La cour d’appel de Paris décide de renvoyer l’islamologue suisse Tariq Ramadan en procès pour des viols sur trois femmes. Le cas d’une quatrième est écarté et pourrait comme la défense former un pourvoi pour la contester.
Quatre femmes l’accusent de viol
Le 29 mars, la chambre de l’instruction a examiné l’appel déposé par la défense d’un homme de 61 ans, contestant la décision de renvoi prise en juillet 2023 par deux juges d’instruction parisiennes concernant des accusations de viol sur quatre femmes.
Selon les réquisitions de l’avocat général Matthieu Bourrette, les preuves preuves étaient suffisantes uniquement pour renvoyer l’islamologue devant la cour criminelle départementale que pour un cas de viol aggravé, incluant des violences sur une personne vulnérable, commis sur “Christelle” à Lyon en octobre 2009.
Il avait toutefois écarté un élément central de ce dossier, à savoir l'”emprise” que M. Ramadan aurait exercée sur “Christelle” et ses autres accusatrices : Henda Ayari, une ancienne salafiste devenue militante laïque, qui avait déclenché l’affaire en portant plainte en octobre 2017 pour un viol présumé en 2012 à Paris ; Mounia Rabbouj, une ex-escort girl l’accusant de neuf viols entre 2013 et 2014 ; et une troisième femme pour des faits datant de 2016. Il avait donc demandé un non-lieu les concernant.
“Pourquoi l’une est écarté et pas les autres ?”
Pourtant, selon les avocats des deux parties, la cour d’appel a adopté une position encore différente de celle du parquet de Paris, des juges d’instruction parisiens et de l’avocat général, en excluant uniquement le cas de Mounia Rabbouj.
Les avocates Laure Heinich et Laura Ben Kemoun, représentant cette femme de 51 ans qui était partie civile lors du procès pour proxénétisme du Carlton, impliquant l’ancien directeur du FMI Dominique Strauss-Kahn. Elles étaient aussi conseillères de “Christelle” et de la troisième femme, et critiquent une décision “particulièrement difficile à comprendre”.
“Pourquoi l’une est écartée et pas les autres ? Personne ne peut comprendre cette décision”, qui ne permettra pas de juger “la complexité et la globalité du dossier”, d’après Me Heinich. “Nous allons réfléchir à un pourvoi”, indique-t-elle.
“Le combat continue pour l’innocence”
Avocat d’Henda Ayari, Me David-Olivier Kaminski se félicite d’une “victoire pour la justice” car sa cliente “aura droit à un procès qui permettra à la justice de dire si M. Tariq Ramadan est réellement innocent ou coupable”.
Me Pascal Garbarini, un des avocats de M. Ramadan, assure que “le combat continue pour l’innocence” de son client.

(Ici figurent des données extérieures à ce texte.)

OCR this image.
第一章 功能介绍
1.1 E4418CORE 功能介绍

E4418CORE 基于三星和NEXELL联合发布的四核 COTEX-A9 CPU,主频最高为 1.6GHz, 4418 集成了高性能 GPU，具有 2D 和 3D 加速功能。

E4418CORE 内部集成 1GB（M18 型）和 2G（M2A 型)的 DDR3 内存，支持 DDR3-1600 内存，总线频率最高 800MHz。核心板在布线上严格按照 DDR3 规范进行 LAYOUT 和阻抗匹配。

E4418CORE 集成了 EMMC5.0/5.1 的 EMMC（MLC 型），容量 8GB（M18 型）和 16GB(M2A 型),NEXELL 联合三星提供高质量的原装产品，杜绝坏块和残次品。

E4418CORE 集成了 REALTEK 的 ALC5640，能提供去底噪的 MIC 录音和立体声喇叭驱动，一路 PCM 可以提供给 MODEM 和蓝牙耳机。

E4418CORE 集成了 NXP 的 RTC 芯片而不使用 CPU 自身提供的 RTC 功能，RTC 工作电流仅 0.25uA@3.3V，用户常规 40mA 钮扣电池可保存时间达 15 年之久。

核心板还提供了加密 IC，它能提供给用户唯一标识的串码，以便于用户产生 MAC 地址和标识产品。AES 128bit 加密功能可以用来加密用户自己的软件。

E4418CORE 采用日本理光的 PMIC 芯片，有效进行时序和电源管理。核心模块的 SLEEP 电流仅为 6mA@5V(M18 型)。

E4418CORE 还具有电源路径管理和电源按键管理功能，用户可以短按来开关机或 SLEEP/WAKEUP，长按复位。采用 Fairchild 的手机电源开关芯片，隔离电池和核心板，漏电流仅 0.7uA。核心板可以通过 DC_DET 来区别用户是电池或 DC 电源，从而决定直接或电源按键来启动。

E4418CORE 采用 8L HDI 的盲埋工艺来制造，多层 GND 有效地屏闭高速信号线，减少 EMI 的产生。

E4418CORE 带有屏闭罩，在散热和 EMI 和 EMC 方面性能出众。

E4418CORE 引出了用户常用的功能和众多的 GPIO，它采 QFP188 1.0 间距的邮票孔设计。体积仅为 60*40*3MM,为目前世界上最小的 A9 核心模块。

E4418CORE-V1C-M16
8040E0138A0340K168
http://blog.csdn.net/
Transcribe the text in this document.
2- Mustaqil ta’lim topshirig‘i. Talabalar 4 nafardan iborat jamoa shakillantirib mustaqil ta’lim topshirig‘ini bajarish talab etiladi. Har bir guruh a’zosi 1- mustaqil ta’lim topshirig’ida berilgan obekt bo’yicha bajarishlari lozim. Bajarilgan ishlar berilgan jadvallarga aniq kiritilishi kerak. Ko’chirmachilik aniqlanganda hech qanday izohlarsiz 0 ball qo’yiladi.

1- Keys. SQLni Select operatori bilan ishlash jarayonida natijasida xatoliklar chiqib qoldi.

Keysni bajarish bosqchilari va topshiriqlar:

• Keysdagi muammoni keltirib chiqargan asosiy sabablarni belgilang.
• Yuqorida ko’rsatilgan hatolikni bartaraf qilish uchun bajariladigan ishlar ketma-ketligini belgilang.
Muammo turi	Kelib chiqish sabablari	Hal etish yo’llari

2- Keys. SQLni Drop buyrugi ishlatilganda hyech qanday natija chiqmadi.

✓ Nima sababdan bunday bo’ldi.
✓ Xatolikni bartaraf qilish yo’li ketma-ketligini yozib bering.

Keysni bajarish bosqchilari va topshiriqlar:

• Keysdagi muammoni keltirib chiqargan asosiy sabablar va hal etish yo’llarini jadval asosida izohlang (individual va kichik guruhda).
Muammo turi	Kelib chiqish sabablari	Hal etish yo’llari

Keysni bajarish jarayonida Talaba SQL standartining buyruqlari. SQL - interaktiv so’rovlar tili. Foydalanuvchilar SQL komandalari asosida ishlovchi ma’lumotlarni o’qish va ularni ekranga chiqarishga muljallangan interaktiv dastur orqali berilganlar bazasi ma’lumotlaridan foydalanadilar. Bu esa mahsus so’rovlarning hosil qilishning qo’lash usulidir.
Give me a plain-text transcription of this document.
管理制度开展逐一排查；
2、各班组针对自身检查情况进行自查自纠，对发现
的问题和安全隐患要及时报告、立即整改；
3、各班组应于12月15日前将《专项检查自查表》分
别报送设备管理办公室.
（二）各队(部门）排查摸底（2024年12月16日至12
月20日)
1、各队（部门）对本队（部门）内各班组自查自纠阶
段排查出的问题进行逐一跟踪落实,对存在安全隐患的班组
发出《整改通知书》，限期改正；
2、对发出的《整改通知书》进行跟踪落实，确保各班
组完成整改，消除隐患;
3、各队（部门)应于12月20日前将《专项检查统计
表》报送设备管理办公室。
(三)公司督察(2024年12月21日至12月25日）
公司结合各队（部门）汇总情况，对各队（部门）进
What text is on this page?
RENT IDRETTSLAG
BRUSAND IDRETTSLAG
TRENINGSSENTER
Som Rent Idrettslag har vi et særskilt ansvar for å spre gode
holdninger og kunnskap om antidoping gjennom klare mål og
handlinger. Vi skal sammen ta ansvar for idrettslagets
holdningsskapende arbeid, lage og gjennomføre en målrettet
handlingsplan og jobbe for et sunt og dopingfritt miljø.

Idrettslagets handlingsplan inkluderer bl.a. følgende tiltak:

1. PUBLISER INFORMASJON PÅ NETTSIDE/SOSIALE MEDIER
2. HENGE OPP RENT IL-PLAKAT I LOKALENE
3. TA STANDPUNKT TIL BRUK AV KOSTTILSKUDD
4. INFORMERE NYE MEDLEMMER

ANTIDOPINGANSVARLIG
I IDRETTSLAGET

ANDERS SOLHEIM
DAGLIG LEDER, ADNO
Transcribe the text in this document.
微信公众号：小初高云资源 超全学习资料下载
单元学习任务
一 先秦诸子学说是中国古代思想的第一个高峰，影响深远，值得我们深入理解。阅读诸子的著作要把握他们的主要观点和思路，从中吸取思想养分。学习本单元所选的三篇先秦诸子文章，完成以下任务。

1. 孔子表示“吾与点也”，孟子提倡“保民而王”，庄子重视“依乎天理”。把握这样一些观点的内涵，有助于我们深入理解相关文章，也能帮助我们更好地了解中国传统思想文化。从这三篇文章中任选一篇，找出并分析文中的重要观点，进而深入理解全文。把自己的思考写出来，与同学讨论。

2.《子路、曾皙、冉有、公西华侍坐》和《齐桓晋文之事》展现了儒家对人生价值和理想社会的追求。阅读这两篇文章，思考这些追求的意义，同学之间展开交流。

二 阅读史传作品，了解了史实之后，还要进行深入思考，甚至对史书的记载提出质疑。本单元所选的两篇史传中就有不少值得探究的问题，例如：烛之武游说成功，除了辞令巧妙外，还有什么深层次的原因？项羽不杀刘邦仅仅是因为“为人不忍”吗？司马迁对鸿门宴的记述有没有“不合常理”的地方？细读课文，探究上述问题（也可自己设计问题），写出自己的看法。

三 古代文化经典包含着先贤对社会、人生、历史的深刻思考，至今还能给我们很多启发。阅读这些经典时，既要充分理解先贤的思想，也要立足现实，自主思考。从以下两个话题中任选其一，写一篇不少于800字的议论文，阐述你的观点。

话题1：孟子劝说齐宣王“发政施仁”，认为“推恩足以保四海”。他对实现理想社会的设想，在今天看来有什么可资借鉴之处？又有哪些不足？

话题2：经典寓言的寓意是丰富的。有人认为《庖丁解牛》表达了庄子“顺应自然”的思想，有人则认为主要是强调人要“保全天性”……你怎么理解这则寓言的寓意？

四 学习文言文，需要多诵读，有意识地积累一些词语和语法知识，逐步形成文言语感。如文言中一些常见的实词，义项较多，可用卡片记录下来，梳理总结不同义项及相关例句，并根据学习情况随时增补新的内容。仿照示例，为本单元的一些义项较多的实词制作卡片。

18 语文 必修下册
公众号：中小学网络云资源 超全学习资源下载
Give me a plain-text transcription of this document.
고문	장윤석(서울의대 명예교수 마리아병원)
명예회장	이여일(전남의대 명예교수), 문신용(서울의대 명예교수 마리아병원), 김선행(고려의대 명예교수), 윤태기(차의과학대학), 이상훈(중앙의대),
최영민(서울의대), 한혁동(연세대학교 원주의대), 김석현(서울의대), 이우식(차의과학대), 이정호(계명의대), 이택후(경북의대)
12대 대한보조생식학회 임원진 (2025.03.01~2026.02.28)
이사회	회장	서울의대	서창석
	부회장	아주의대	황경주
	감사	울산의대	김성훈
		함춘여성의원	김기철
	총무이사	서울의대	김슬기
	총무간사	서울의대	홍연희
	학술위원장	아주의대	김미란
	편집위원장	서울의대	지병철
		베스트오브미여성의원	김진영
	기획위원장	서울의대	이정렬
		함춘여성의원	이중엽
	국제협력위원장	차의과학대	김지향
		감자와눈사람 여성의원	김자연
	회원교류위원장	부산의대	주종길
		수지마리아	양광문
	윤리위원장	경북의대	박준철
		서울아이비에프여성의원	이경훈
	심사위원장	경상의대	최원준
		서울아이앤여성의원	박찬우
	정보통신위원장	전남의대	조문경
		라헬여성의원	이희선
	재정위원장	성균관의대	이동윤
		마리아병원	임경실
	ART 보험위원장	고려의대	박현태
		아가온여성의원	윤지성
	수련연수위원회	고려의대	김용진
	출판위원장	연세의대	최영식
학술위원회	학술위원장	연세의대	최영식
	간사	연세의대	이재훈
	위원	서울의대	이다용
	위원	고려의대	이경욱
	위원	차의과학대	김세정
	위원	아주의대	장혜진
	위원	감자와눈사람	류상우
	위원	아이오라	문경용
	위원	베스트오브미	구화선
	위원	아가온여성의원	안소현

L’avocat, qui avait demandé le non-lieu, “continue à penser qu’il n’y a pas d’éléments tant sur le plan matériel que sur celui de l’emprise” contre son client.
“Cette décision est surprenante au regard de la position de l’avocat général”, a indiqué un autre avocat en défense, Me Ouadie Elhamamouchi. “Néanmoins nous restons sereins et allons former un pourvoi en cassation afin de contester cette décision”, indique-t-il.
Un tournant après la révélation de relations adultères
Dans cette affaire très médiatisée et représentative de l’époque #MeToo, les accusatrices décrivent des rapports sexuels extrêmement violents, comme le mentionne l’acte d’accusation.
“La main qui tient et force la tête, le bras qui empêche de bouger ou de se retourner, le poids du corps, le regard de fou, les paroles de domination et de soumission, les ordres, les gestes, cette attitude pour imposer les pénétrations”, décrit le document.
C’est précisément le témoignage de Mounia Rabbouj, qui avait exhibé une robe tachée du sperme de l’islamologue, qui avait forcé ce dernier à admettre à partir de mi-2018 qu’il avait eu des relations adultères avec elle et d’autres anciennes maîtresses, marquant un tournant crucial dans cette affaire.
Jugé non coupable en mai 2023
Initialement, M. Ramadan avait catégoriquement nié toute relation sexuelle avec ses accusatrices, pour ensuite reconnaître des liaisons extraconjugales teintées de “domination”, décrites comme sévères mais consenties.
En Suisse, le prédicateur a été jugé non coupable en mai 2023 dans une affaire datant de 2008 impliquant des accusations de viol et de contrainte sexuelle.
Le procès en appel s’est tenu à la fin de mai à Genève. Le procureur a requis une peine de trois ans de prison, dont la moitié ferme, en mettant en avant l'”emprise” qu’aurait exercée Tariq Ramadan, qu’il a comparée à un “syndrome de Stockholm” chez la plaignante. La décision a été mise en attente et sera rendue “dans plusieurs semaines”.